Running the Inspector

This page covers the practical workflow: how to run the inspector, what it produces, and how the rest of Dataface uses the cached output.

What the inspector does

The inspector profiles database tables and writes the results to target/inspect.json. That artifact is then reused by:

  • the dft inspect CLI
  • inspect dashboards and HTML output
  • MCP catalog() responses
  • AI schema context generation
  • compile-time fanout warnings

In practice, the inspector is both a profiling tool and a cache-builder for the rest of the product.

Common commands

Profile every table

dft inspect

When dft inspect is run without a subcommand, it profiles all discovered tables and then performs post-processing across the catalog:

  • relationship detection
  • join multiplicity enrichment
  • fanout risk scoring
  • dbt description baking

Useful variants:

dft inspect --schema analytics
dft inspect --include 'stg_*'
dft inspect --exclude '_dbt_*'
dft inspect --connection ./warehouse.duckdb

Profile one table

dft inspect table orders

Useful variants:

dft inspect table orders --schema analytics
dft inspect table orders --dialect postgres --connection 'postgresql://...'
dft inspect table orders --format json
dft inspect table orders --format html
dft inspect table orders --force

Profile a CSV file

dft inspect table ./data/orders.csv

CSV paths are loaded into an ephemeral DuckDB automatically. You should not pass --connection or --dialect in this mode.

Audit context readiness

dft inspect audit

This reads target/inspect.json and reports how complete the catalog is for AI use, including coverage for:

  • descriptions
  • semantic typing
  • grain detection
  • relationship detection

Customize inspect dashboards

dft inspect templates
dft inspect eject model
dft inspect validate-templates

Template customization is documented separately in Inspect Template Customization.

Connection behavior

If you run the inspector inside a dbt project and do not pass --connection, Dataface tries to auto-detect the connection from dbt_project.yml and profiles.yml.

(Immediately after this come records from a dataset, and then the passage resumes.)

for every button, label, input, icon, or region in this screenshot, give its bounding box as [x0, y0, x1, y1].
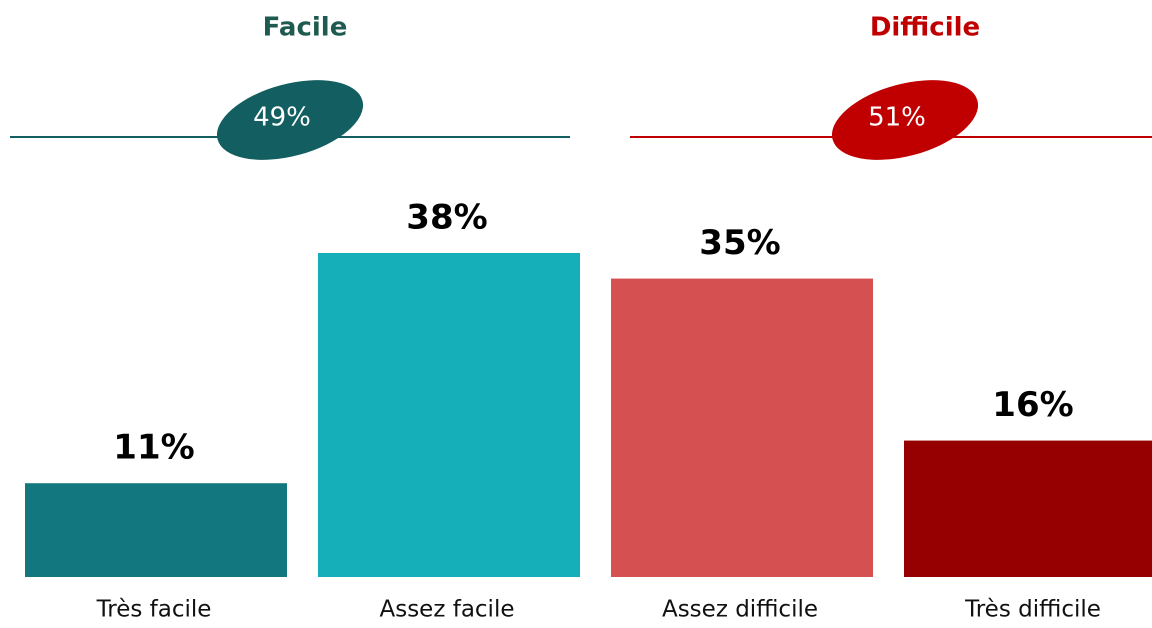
bar [611, 278, 873, 577]
group-badge [216, 80, 364, 160]
group-title: Difficile [870, 13, 980, 43]
group-value: 51% [868, 103, 926, 133]
group-title: Facile [263, 13, 348, 43]
category-label: Assez facile [379, 597, 514, 623]
value-label: 35% [699, 223, 780, 263]
group-value: 49% [253, 103, 311, 133]
bar [318, 253, 580, 577]
bar [25, 483, 287, 577]
bar [904, 440, 1152, 577]
value-label: 38% [406, 198, 487, 238]
value-label: 11% [113, 428, 194, 468]
category-label: Très difficile [964, 597, 1101, 623]
group-badge [831, 80, 979, 160]
value-label: 16% [992, 385, 1073, 425]
category-label: Très facile [96, 597, 212, 623]
category-label: Assez difficile [662, 597, 818, 623]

If there is no dbt context, pass the connection details explicitly:

dft inspect table orders --dialect duckdb --connection ./warehouse.duckdb
dft inspect table orders --dialect postgres --connection 'postgresql://user:pass@host/db'

Output formats

Terminal

Default mode. Profiles the table, saves it to target/inspect.json, and prints a compact summary in the terminal.

dft inspect table orders

JSON

Returns the single-table JSON payload directly to stdout instead of saving a dashboard HTML page.

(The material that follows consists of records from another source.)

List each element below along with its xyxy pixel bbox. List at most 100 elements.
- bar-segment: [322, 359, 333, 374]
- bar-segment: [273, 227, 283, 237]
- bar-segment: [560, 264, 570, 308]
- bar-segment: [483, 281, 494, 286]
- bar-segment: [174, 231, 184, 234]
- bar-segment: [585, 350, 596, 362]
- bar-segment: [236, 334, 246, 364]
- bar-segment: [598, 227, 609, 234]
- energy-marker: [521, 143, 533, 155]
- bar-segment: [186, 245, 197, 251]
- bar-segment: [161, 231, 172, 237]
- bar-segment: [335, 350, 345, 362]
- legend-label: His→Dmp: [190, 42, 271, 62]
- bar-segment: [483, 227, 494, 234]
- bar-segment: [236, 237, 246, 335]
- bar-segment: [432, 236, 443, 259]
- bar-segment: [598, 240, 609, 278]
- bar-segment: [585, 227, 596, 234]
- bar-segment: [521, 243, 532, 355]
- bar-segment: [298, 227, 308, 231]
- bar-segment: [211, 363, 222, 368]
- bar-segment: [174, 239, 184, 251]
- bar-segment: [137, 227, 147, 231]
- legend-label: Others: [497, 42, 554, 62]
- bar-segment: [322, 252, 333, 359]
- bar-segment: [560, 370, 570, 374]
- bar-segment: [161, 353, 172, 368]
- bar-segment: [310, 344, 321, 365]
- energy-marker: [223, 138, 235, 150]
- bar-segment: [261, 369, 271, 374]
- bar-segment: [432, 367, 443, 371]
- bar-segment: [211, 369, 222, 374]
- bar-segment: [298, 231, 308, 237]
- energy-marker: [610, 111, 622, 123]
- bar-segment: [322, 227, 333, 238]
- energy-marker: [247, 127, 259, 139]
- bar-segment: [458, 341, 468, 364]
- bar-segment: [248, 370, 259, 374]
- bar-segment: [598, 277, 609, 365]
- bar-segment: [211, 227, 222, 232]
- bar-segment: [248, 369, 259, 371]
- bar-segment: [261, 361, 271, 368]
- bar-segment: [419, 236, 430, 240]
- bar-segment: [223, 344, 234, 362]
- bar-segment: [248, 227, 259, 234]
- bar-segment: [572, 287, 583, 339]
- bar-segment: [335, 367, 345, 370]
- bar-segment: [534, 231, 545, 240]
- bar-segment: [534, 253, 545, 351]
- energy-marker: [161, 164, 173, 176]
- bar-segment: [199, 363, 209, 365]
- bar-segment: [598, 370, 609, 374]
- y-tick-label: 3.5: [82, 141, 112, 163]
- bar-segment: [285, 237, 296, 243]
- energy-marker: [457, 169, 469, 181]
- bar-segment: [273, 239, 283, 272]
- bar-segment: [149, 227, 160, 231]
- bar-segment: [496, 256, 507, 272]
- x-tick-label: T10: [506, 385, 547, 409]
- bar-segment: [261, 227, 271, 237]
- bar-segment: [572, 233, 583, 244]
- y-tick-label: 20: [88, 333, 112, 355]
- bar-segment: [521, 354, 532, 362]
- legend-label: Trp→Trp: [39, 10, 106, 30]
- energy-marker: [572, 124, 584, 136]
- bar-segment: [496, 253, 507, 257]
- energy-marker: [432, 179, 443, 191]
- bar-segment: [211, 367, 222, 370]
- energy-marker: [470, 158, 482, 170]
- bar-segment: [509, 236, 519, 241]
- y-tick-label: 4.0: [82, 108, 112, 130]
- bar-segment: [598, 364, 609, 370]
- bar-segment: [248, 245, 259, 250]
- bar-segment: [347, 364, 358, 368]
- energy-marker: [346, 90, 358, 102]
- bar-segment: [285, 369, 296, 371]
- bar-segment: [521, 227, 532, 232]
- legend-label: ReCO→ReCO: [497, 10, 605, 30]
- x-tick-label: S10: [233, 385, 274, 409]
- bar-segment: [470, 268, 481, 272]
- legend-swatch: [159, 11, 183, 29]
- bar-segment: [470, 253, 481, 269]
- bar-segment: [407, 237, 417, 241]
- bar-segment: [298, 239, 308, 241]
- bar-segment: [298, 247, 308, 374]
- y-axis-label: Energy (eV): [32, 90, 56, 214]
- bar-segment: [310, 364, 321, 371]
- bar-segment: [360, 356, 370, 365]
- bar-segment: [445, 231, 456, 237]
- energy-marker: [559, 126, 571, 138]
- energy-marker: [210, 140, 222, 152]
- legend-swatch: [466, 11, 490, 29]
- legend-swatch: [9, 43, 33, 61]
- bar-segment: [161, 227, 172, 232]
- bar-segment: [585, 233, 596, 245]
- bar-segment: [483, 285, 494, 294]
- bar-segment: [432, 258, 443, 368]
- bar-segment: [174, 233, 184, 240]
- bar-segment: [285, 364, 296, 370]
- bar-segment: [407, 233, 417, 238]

dft inspect table orders --format json

HTML

Renders the inspect view as a Dataface dashboard using the same underlying profile artifact.

dft inspect table orders --format html --theme light

The cache artifact

The default output path is:

target/inspect.json

This file is the shared contract between the inspector and downstream consumers. It stores:

  • one entry per profiled table
  • the raw profile output
  • baked relationship metadata
  • baked dbt descriptions

The artifact is incremental. Re-running the inspector updates only the tables that changed.

Staleness and --force

Single-table profiling uses a staleness check. If a table is already up to date, Dataface skips the work:

dft inspect table orders

To bypass the staleness check and re-profile anyway:

dft inspect table orders --force

This matters when:

  • the underlying table changed but the local cache has not been refreshed yet
  • you changed profiler logic and want to rebuild old profiles
  • you want to regenerate downstream relationship or description metadata

When other surfaces will profile versus reuse cache

Not every consumer profiles tables automatically.

  • dft inspect profiles and writes cache entries.
  • catalog(table='orders') prefers cached data.
  • catalog(table='orders') does not auto-profile on a cache miss.
  • catalog(table='orders', force_refresh=True) profiles immediately.
  • get_schema_context() prefers cached profiles, but falls back to live schema introspection when no cached profile exists.

That split is intentional:

  • profiling can be expensive
  • cached context is stable and reusable
  • schema browsing should still work even before a full profiling run

For a project that is actively being explored:

  1. Run dft inspect to build the catalog cache.
  2. Run dft inspect audit to see where context is thin.
  3. Add or improve dbt descriptions in models/**/schema.yml.
  4. Re-run dft inspect so the cache bakes in updated descriptions and relationships.
  5. Use catalog() and AI features on top of the cached context.

If you only care about one model, use dft inspect table <name> first and expand to the full catalog later.